NEW YORK – A Vatican court has found a suspended New York archdiocesan priest, Charles M. Kavanagh, guilty of sexually abusing a minor in the late 1970s and has dismissed him from the clerical state.
“Although all of this took place before my arrival as archbishop, I am well aware of the seriousness of the charges involved in this case, and I am grateful for the careful way that it has been handled by my predecessor, Cardinal (Edward M.) Egan, and by the Congregation for the Doctrine of the Faith,” New York Archbishop Timothy M. Dolan said in a Dec. 17 statement.
“I would like to take this occasion to renew our apologies to all those who have been harmed by the sin and crime of sexual abuse, and in particular to apologize to the gentleman who was the victim in this case,” he said. “It is my prayer that the resolution of this case will bring a sense of peace and consolation to all who have been affected by this tragic situation.”
The abuse occurred when Kavanagh, now 73, was a monsignor and rector of Cathedral Preparatory Seminary in Manhattan during the late 1970s and early ’80s.

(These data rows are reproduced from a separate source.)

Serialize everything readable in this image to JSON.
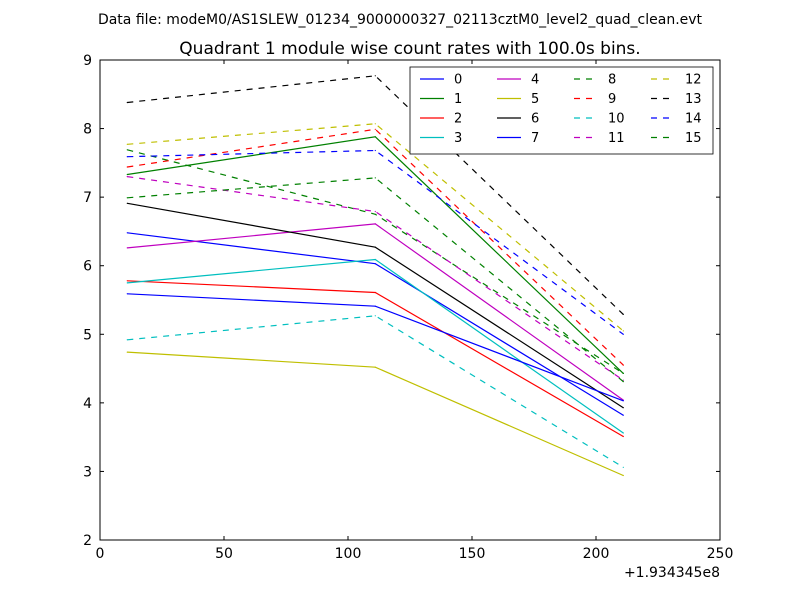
{
  "suptitle": "Data file: modeM0/AS1SLEW_01234_9000000327_02113cztM0_level2_quad_clean.evt",
  "chart_data": {
    "type": "line",
    "title": "Quadrant 1 module wise count rates with 100.0s bins.",
    "xlabel": "",
    "ylabel": "",
    "x_offset_label": "+1.934345e8",
    "xlim": [
      0,
      250
    ],
    "ylim": [
      2,
      9
    ],
    "xticks": [
      "0",
      "50",
      "100",
      "150",
      "200",
      "250"
    ],
    "yticks": [
      "2",
      "3",
      "4",
      "5",
      "6",
      "7",
      "8",
      "9"
    ],
    "grid": false,
    "legend_position": "top-right",
    "legend_columns": 4,
    "x": [
      11,
      111,
      211
    ],
    "series": [
      {
        "name": "0",
        "color": "#0000ff",
        "dash": "solid",
        "values": [
          6.48,
          6.03,
          3.82
        ]
      },
      {
        "name": "1",
        "color": "#008000",
        "dash": "solid",
        "values": [
          7.33,
          7.88,
          4.43
        ]
      },
      {
        "name": "2",
        "color": "#ff0000",
        "dash": "solid",
        "values": [
          5.78,
          5.61,
          3.51
        ]
      },
      {
        "name": "3",
        "color": "#00bfbf",
        "dash": "solid",
        "values": [
          5.75,
          6.09,
          3.56
        ]
      },
      {
        "name": "4",
        "color": "#bf00bf",
        "dash": "solid",
        "values": [
          6.26,
          6.61,
          4.04
        ]
      },
      {
        "name": "5",
        "color": "#bfbf00",
        "dash": "solid",
        "values": [
          4.74,
          4.52,
          2.94
        ]
      },
      {
        "name": "6",
        "color": "#000000",
        "dash": "solid",
        "values": [
          6.91,
          6.27,
          3.93
        ]
      },
      {
        "name": "7",
        "color": "#0000ff",
        "dash": "solid",
        "values": [
          5.59,
          5.41,
          4.03
        ]
      },
      {
        "name": "8",
        "color": "#008000",
        "dash": "dashed",
        "values": [
          7.69,
          6.75,
          4.43
        ]
      },
      {
        "name": "9",
        "color": "#ff0000",
        "dash": "dashed",
        "values": [
          7.44,
          7.99,
          4.55
        ]
      },
      {
        "name": "10",
        "color": "#00bfbf",
        "dash": "dashed",
        "values": [
          4.92,
          5.27,
          3.06
        ]
      },
      {
        "name": "11",
        "color": "#bf00bf",
        "dash": "dashed",
        "values": [
          7.3,
          6.79,
          4.33
        ]
      },
      {
        "name": "12",
        "color": "#bfbf00",
        "dash": "dashed",
        "values": [
          7.77,
          8.07,
          5.05
        ]
      },
      {
        "name": "13",
        "color": "#000000",
        "dash": "dashed",
        "values": [
          8.38,
          8.77,
          5.29
        ]
      },
      {
        "name": "14",
        "color": "#0000ff",
        "dash": "dashed",
        "values": [
          7.59,
          7.68,
          5.0
        ]
      },
      {
        "name": "15",
        "color": "#008000",
        "dash": "dashed",
        "values": [
          6.99,
          7.28,
          4.31
        ]
      }
    ]
  }
}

His accuser, former student Daniel Donohue, now 46, did not come forward until mid-May 2002.
Kavanagh has denied that he sexually abused Donohue but said the two had a close relationship. The New York Times reported Dec. 17 that a family spokesman said the former priest had no comment on the court’s decision, which cannot be appealed.

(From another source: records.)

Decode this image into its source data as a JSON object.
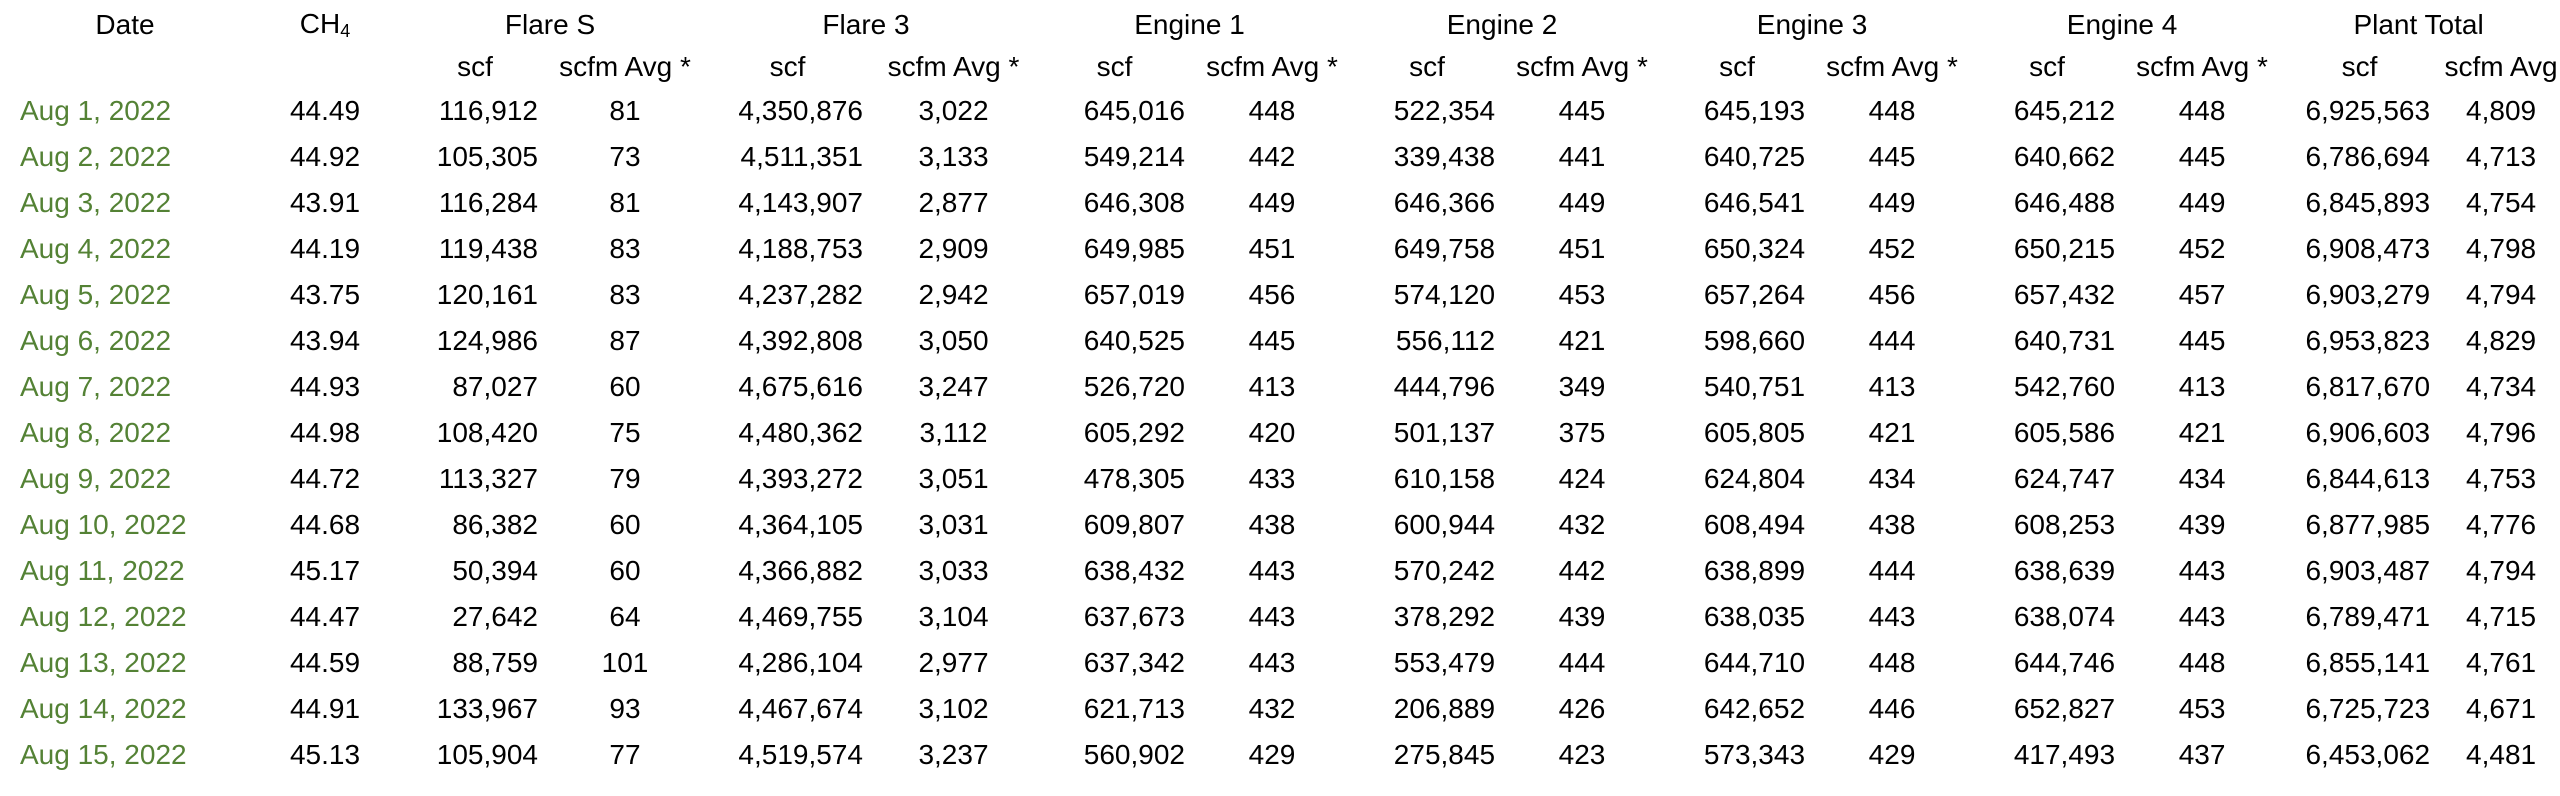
{
  "header": {
    "date": "Date",
    "ch4_base": "CH",
    "ch4_sub": "4",
    "groups": [
      "Flare S",
      "Flare 3",
      "Engine 1",
      "Engine 2",
      "Engine 3",
      "Engine 4",
      "Plant Total"
    ],
    "unit_scf": "scf",
    "unit_avg": "scfm Avg *",
    "unit_avg_total": "scfm Avg"
  },
  "rows": [
    {
      "date": "Aug 1, 2022",
      "ch4": "44.49",
      "vals": [
        "116,912",
        "81",
        "4,350,876",
        "3,022",
        "645,016",
        "448",
        "522,354",
        "445",
        "645,193",
        "448",
        "645,212",
        "448",
        "6,925,563",
        "4,809"
      ]
    },
    {
      "date": "Aug 2, 2022",
      "ch4": "44.92",
      "vals": [
        "105,305",
        "73",
        "4,511,351",
        "3,133",
        "549,214",
        "442",
        "339,438",
        "441",
        "640,725",
        "445",
        "640,662",
        "445",
        "6,786,694",
        "4,713"
      ]
    },
    {
      "date": "Aug 3, 2022",
      "ch4": "43.91",
      "vals": [
        "116,284",
        "81",
        "4,143,907",
        "2,877",
        "646,308",
        "449",
        "646,366",
        "449",
        "646,541",
        "449",
        "646,488",
        "449",
        "6,845,893",
        "4,754"
      ]
    },
    {
      "date": "Aug 4, 2022",
      "ch4": "44.19",
      "vals": [
        "119,438",
        "83",
        "4,188,753",
        "2,909",
        "649,985",
        "451",
        "649,758",
        "451",
        "650,324",
        "452",
        "650,215",
        "452",
        "6,908,473",
        "4,798"
      ]
    },
    {
      "date": "Aug 5, 2022",
      "ch4": "43.75",
      "vals": [
        "120,161",
        "83",
        "4,237,282",
        "2,942",
        "657,019",
        "456",
        "574,120",
        "453",
        "657,264",
        "456",
        "657,432",
        "457",
        "6,903,279",
        "4,794"
      ]
    },
    {
      "date": "Aug 6, 2022",
      "ch4": "43.94",
      "vals": [
        "124,986",
        "87",
        "4,392,808",
        "3,050",
        "640,525",
        "445",
        "556,112",
        "421",
        "598,660",
        "444",
        "640,731",
        "445",
        "6,953,823",
        "4,829"
      ]
    },
    {
      "date": "Aug 7, 2022",
      "ch4": "44.93",
      "vals": [
        "87,027",
        "60",
        "4,675,616",
        "3,247",
        "526,720",
        "413",
        "444,796",
        "349",
        "540,751",
        "413",
        "542,760",
        "413",
        "6,817,670",
        "4,734"
      ]
    },
    {
      "date": "Aug 8, 2022",
      "ch4": "44.98",
      "vals": [
        "108,420",
        "75",
        "4,480,362",
        "3,112",
        "605,292",
        "420",
        "501,137",
        "375",
        "605,805",
        "421",
        "605,586",
        "421",
        "6,906,603",
        "4,796"
      ]
    },
    {
      "date": "Aug 9, 2022",
      "ch4": "44.72",
      "vals": [
        "113,327",
        "79",
        "4,393,272",
        "3,051",
        "478,305",
        "433",
        "610,158",
        "424",
        "624,804",
        "434",
        "624,747",
        "434",
        "6,844,613",
        "4,753"
      ]
    },
    {
      "date": "Aug 10, 2022",
      "ch4": "44.68",
      "vals": [
        "86,382",
        "60",
        "4,364,105",
        "3,031",
        "609,807",
        "438",
        "600,944",
        "432",
        "608,494",
        "438",
        "608,253",
        "439",
        "6,877,985",
        "4,776"
      ]
    },
    {
      "date": "Aug 11, 2022",
      "ch4": "45.17",
      "vals": [
        "50,394",
        "60",
        "4,366,882",
        "3,033",
        "638,432",
        "443",
        "570,242",
        "442",
        "638,899",
        "444",
        "638,639",
        "443",
        "6,903,487",
        "4,794"
      ]
    },
    {
      "date": "Aug 12, 2022",
      "ch4": "44.47",
      "vals": [
        "27,642",
        "64",
        "4,469,755",
        "3,104",
        "637,673",
        "443",
        "378,292",
        "439",
        "638,035",
        "443",
        "638,074",
        "443",
        "6,789,471",
        "4,715"
      ]
    },
    {
      "date": "Aug 13, 2022",
      "ch4": "44.59",
      "vals": [
        "88,759",
        "101",
        "4,286,104",
        "2,977",
        "637,342",
        "443",
        "553,479",
        "444",
        "644,710",
        "448",
        "644,746",
        "448",
        "6,855,141",
        "4,761"
      ]
    },
    {
      "date": "Aug 14, 2022",
      "ch4": "44.91",
      "vals": [
        "133,967",
        "93",
        "4,467,674",
        "3,102",
        "621,713",
        "432",
        "206,889",
        "426",
        "642,652",
        "446",
        "652,827",
        "453",
        "6,725,723",
        "4,671"
      ]
    },
    {
      "date": "Aug 15, 2022",
      "ch4": "45.13",
      "vals": [
        "105,904",
        "77",
        "4,519,574",
        "3,237",
        "560,902",
        "429",
        "275,845",
        "423",
        "573,343",
        "429",
        "417,493",
        "437",
        "6,453,062",
        "4,481"
      ]
    }
  ],
  "colors": {
    "date_text": "#548235",
    "text": "#000000",
    "background": "#ffffff"
  }
}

After serving as rector, the former priest became a popular parish pastor. In 1994, he was named vicar of development for the archdiocese by the late Cardinal John O’Connor of New York.
In 2002, the abuse allegation against Kavanagh came to light by way of a letter from Donohue, who had already submitted his accusation to the Manhattan District Attorney, according to the New York Archdiocese.
When he learned of the accusation, Cardinal Egan launched a preliminary investigation as required by the policies of the U.S. bishops and the archdiocese. He also promptly removed then-Monsignor Kavanagh’s priestly faculties and told him he could not engage in active ministry or in any way present himself as a priest.
According to the archdiocese, between July 2002 and July 2003, the District Attorney’s office worked closely with archdiocesan officials and investigated the allegation. The office informed Cardinal Egan it felt the allegation was credible.
At the same time, the independent Archdiocesan Advisory Review Board conducted its own investigation and concluded the allegation was credible and recommended to the cardinal that Kavanagh not be returned to ministry.
As required by church law, the case was then referred to the Congregation for the Doctrine of the Faith, which ordered the canonical trial at the request of Kavanagh.
Conducted outside the jurisdiction of the New York Archdiocese in 2004, the trial found Kavanagh guilty and dismissed him from the clerical state. Kavanagh then requested the decision be reviewed by a church appellate court, also outside the jurisdiction of the archdiocese. That court upheld the lower court’s decision.